Look, I get your perspective, but zooming out there is a context that nobody’s mentioning, and the thread deteriorated into name-calling instead of looking for insight.
In theory, a training pass needs one readthrough of the input data, and we know of existing systems that achieve that, from well-trodden n-gram models to the wholly-hypothetical large Lempel-Ziv models. Viewed that way, most modern training methods are extremely wasteful: Transformers, Mamba, RWKV, etc. are trading time for space to try to make relatively small models, and it’s an expensive tradeoff.
From that perspective, we should expect somebody to eventually demonstrate that the Transformers paradigm sucks. Mamba and RWKV are good examples of modifying old ideas about RNNs to take advantage of GPUs, but are still stuck in the idea that having a GPU perform lots of gradient descent is good. If you want to critique something, critique the gradient worship!
I swear, it’s like whenever Chinese folks do anything the rest of the blogosphere goes into panic. I’m not going to insult anybody directly but I’m so fucking tired of mathlessness.
Also, point of order: Meta open-sourced Llama so that their employees would stop using Bittorrent to leak it! Not to “keep the rabble quiet” but to appease their own developers.
It’s been frustrating to watch Gutmann slowly slide.

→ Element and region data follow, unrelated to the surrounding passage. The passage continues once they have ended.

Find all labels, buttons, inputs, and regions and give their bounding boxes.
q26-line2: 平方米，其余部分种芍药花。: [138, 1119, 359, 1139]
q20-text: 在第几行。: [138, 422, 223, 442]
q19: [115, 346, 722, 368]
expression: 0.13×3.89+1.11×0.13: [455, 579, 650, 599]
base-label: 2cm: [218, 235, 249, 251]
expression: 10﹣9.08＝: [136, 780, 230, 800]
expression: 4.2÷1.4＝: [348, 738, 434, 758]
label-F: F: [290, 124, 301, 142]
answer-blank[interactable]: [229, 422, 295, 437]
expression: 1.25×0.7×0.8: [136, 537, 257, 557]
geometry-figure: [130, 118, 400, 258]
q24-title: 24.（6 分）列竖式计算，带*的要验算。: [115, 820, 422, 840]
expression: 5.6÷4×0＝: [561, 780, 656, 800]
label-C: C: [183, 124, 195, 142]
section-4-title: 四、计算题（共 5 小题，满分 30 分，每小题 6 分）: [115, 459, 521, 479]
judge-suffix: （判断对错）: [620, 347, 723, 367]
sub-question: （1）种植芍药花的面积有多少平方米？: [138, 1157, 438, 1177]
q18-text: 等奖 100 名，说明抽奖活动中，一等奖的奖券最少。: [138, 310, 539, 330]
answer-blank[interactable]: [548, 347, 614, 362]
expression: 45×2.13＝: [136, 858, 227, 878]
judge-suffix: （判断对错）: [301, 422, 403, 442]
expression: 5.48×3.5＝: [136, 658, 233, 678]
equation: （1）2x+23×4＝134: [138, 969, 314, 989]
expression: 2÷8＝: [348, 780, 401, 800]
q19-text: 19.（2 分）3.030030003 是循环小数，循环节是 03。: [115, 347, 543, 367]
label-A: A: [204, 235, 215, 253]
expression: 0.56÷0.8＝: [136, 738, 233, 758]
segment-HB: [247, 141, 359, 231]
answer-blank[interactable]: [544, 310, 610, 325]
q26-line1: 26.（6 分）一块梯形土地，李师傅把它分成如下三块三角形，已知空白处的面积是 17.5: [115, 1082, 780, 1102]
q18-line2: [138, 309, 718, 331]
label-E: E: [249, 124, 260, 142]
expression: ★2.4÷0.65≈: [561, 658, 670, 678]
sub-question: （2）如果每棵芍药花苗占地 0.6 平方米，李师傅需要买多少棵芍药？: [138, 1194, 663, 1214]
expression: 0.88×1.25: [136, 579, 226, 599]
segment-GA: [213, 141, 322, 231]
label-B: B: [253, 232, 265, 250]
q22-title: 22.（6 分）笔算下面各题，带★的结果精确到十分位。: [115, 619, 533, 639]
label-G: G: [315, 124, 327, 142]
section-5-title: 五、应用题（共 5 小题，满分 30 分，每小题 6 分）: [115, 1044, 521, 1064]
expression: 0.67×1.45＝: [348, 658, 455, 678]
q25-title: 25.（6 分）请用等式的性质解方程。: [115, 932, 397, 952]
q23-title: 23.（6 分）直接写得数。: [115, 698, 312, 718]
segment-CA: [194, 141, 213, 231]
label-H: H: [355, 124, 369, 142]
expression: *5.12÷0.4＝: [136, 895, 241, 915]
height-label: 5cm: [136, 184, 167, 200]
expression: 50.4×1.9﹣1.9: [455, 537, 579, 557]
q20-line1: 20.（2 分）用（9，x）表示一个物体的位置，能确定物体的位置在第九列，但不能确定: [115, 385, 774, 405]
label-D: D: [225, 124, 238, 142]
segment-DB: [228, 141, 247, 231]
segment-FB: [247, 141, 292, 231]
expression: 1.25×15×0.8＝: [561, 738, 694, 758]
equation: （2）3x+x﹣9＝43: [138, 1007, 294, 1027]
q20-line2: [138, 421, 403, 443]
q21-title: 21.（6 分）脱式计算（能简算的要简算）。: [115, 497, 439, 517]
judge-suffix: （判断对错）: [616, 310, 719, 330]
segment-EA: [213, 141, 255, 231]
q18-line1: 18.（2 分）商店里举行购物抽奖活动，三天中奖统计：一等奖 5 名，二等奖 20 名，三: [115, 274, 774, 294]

He hasn’t slid that far yet, I suppose. Don’t discount his voice, but don’t let him be the only resource for you to learn about quantum computing; fundamentally, post-quantum concerns are a sort of hard read in one direction, and Gutmann has decided to try a hard read in the opposite direction.
Page 19, complaining about lattice-based algorithms, is hypocritical; lattice-based approaches are roughly as well-studied as classical cryptography (Feistel networks, RSA) and elliptic curves. Yes, we haven’t proven that lattice-based algorithms have the properties that we want, but we haven’t proven them for classical circuits or over elliptic curves, either, and we nonetheless use those today for TLS and SSH.
Pages 28 and 29 are outright science denial and anti-intellectualism. By quoting Woit and Hossenfelder — who are sneerable in their own right for writing multiple anti-science books each — he is choosing anti-maths allies, which is not going to work for a subfield of maths like computer science or cryptography. In particular, p28 lies to the reader with a doubly-bogus analogy, claiming that both string theory and quantum computing are non-falsifiable and draw money away from other research. This sort of closing argument makes me doubt the entire premise.